Callo Arias et al. (2011) performed a systematic review about dependency analysis solutions in software-intensive systems. Bavota et al. (2015) studied performed an empirical study on the evolution of declared dependencies in the Apache community. They found that build system specifications tend to grow over time unless explicit effort is put into refactoring them. Our qualitative results complement previous studies that present empirical evidence that developers do not systematically update their dependency configuration files (McIntosh et al. 2014; Kula et al. 2018).

8 Conclusion

In this work, we presented a novel conceptual analysis of a phenomenon originated from the practice of software reuse, which we coined as bloated dependencies. This type of dependency relationship between software artifacts is intriguing: from the perspective of the dependency management systems that are unable to avoid it, and from the standpoint of developers who declare dependencies but do not use them in their applications.

We performed a quantitative and qualitative study of bloated dependencies in the Maven ecosystem.
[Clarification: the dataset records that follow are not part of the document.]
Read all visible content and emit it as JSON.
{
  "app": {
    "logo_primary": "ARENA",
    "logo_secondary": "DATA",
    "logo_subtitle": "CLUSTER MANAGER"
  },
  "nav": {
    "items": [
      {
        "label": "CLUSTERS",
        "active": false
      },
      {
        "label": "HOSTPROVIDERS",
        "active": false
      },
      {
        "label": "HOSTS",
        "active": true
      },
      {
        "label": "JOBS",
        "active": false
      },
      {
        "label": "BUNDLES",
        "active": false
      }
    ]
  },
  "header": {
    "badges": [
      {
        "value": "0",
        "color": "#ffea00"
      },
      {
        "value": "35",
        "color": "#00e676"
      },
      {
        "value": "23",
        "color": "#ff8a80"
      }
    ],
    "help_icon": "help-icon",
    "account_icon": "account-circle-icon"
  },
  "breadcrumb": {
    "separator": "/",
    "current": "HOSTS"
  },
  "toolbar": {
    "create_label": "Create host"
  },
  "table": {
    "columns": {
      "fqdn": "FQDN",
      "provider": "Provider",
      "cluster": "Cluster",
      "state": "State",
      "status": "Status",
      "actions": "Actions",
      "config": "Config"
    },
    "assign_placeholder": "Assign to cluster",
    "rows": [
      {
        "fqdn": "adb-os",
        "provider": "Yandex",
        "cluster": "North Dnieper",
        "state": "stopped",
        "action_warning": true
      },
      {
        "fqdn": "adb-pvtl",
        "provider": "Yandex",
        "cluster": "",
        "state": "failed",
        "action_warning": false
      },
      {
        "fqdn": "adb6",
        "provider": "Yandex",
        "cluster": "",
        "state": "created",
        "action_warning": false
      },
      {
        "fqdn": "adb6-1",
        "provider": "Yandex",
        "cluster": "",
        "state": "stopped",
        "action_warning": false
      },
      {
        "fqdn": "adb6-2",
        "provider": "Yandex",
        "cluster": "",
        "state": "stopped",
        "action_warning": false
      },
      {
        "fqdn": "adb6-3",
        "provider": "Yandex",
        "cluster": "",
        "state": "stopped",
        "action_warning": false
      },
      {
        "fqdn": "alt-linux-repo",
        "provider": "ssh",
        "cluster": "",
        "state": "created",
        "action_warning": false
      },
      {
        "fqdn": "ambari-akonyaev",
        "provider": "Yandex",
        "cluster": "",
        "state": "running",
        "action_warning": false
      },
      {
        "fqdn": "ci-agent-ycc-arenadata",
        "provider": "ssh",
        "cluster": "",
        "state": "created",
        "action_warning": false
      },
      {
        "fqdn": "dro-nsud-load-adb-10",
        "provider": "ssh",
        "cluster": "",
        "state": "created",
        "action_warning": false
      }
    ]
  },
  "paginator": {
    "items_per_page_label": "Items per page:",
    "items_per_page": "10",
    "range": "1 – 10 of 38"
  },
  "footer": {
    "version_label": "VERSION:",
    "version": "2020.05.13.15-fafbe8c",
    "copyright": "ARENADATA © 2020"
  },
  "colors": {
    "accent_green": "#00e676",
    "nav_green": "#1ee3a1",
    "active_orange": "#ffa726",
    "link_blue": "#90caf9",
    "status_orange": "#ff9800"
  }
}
To do so, we implemented a tool, DepClean, which analyzes the bytecode of an artifact and all its dependencies that are resolved by Maven. As a result of the analysis, DepClean provides a report of the bloated dependencies, as well as a new version of its POM file which removes the bloat. We use DepClean to analyze the 723,444 dependency relationships of 9,639 artifacts in Maven Central. Our results reveal that 75.1% of them are bloated (2.7% are direct dependencies, 15.4% are inherited from parent POMs, and 57% are transitive dependencies). Based on these results, we distilled two possible causes: the cascade of unwanted transitive dependencies induced by direct dependencies, and the dependency heritage mechanism of multi-module Maven projects.

We complemented our quantitative study of bloated dependencies with an in-depth qualitative analysis of 30 mature Java projects. We used DepClean to analyze these projects and submitted the results obtained as pull request on GitHub. Our results indicated that developers are willing to remove bloated-direct dependencies: 16 out of 17 answered pull requests were accepted and merged by the developers in their code base. On the other hand, we found that developers tend to be skeptical regarding the exclusion of bloated-transitive dependencies: 5 out of 9 answered pull requests were accepted. Overall, the feedback from developers revealed that the removal of bloated dependencies clearly worth the additional analysis and effort.

Our study stresses the need to engineer, i.e., analyze, maintain, test POM files. The feedback from developers shows interest in DepClean to address this challenge. While the tool is robust enough to analyze a variety of real-world projects, developers now ask questions related to the methodology for dependency debloating, e.g., when to analyze bloat? (in every build, in every release, after every POM change), who is responsible for debloat of direct or transitive dependencies? (the lead developers, any external contributor), how to properly managing complex dependency trees to avoid dependency conflicts? These methodological questions are part of the future work to further consolidate DepClean.